Há episódios que fazem desconfiar se em Portugal vigora um Estado de Direito. Quando camionistas dispostos a arrancar apoios subtraídos ao dinheiro dos contribuintes impedem colegas seus de cumprirem compromissos profissionais, no uso legítimo da liberdade de não aderirem ao protesto, esperava-se que as autoridades fossem menos tolerantes. Mas não foi isso que sucedeu nos últimos dias.
Perante a passividade de quem devia proteger os cidadãos, já se assistiu a suficientes eventos para se acreditar que há lei mas não há vontade ou capacidade para a impor. Vai havendo um pouco de tudo. Desde a destruição, impune, de uma plantação de milho transgénico à barbaridade da inutilização, na lota de Matosinhos, de peixe que estava destinado a ser entregue a instituições de solidariedade social.
Durante o bloqueio dos camionistas, veículos foram apedrejados e bens perecíveis foram colocados em risco de esgotarem a sua validade. Um pouco por todo o lado, imperou a lei do mais forte. E o mais forte foi, neste caso, o grupo de camionistas que preferem o conforto das ajudas públicas a adaptarem-se, como as empresas de outros sectores e as famílias, às mudanças que se operam no mercado. Quanto mais o Estado se demite das responsabilidades de proteger a propriedade e a paz pública, maior o poder de quem tenta impor os seus pontos de vista através da chantagem e da ameaça de paralisar toda a sociedade.
Entre as patuscadas à beira da estrada, os intervalos na agitação para ver os golos de Cristiano Ronaldo e companhia e as ameaças dos camionistas de optarem por meios de pressão mais expeditos, o Governo decidiu actuar com cautela. Optou por manter negociações e avaliar a possibilidade de fazer cedências, deixando a corda esticar. A escassez de bens alimentares e de combustíveis foi a factura que o País foi forçado a pagar pelo bloqueio e pelo cuidado do Executivo em evitar que o uso da força para restabelecer a normalidade significasse o resvalar da situação para o confronto e a violência. A faca tem dois gumes. É útil para preservar a imagem do Governo no imediato, mas planta um factor de desmoralização que envenena a confiança nas instituições, ao criar o sentimento de que o Estado é forte com os fracos e fraco com quem tenha os meios para aparentar ser forte.
Estas histórias costumam terminar com decisões ligeiras que abrem os cordões à bolsa dos recursos que, por serem públicos, não são de ninguém. No célebre "buzinão" que abanou o último Governo de Cavaco Silva, o conflito só foi superado quando a lógica sensata da aplicação de taxas mais elevadas a veículos que, por serem da categoria de pesados causavam mais desgaste na Ponte 25 de Abril, foi atropelada sem apelo, nem agravo.
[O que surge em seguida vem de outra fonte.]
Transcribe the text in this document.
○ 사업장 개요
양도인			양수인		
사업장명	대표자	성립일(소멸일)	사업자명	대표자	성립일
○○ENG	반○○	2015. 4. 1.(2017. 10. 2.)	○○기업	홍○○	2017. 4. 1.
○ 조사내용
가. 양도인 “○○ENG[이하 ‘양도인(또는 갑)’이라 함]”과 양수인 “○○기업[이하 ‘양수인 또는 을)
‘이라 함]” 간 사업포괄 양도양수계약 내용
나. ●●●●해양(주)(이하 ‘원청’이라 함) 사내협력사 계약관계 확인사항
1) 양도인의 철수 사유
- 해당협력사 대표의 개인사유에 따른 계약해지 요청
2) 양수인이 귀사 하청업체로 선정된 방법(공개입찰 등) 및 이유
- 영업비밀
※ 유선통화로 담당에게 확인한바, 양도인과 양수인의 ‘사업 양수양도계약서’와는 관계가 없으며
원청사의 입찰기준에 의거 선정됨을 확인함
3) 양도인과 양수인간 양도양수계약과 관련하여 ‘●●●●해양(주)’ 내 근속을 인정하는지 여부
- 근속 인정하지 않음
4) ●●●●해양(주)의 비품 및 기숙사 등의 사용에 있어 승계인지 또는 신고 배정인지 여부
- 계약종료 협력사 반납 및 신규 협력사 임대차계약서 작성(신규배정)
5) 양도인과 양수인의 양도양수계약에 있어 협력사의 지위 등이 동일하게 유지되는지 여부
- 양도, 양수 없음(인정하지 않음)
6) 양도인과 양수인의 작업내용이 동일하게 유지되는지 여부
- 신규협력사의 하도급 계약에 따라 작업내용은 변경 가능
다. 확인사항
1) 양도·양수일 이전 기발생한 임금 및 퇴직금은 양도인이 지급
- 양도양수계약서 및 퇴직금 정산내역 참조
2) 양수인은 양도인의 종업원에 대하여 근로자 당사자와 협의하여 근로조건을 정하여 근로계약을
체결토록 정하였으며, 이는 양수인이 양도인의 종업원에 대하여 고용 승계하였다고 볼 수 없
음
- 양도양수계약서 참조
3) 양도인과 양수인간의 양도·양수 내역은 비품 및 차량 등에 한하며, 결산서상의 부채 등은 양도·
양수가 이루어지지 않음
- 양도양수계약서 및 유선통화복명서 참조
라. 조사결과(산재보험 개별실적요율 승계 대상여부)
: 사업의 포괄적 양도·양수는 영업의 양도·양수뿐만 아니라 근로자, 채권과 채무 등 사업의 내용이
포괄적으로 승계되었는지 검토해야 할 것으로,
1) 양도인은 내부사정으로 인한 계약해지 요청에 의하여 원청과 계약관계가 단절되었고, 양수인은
Desta vez, não será diferente.
Entre abatimentos no IRC, a possibilidade de apenas liquidar o IVA quando as facturas são pagas e outros benefícios saídos dos generosos bolsos dos contribuintes, espera-se que tudo regresse à normalidade. Espera-se. Porque nada impede que, perante a previsível persistência da cotação do petróleo a níveis elevados, outros sectores, ou os mesmos, não venham a tentar a sua sorte, animados pelos bons resultados alcançados pelos camionistas.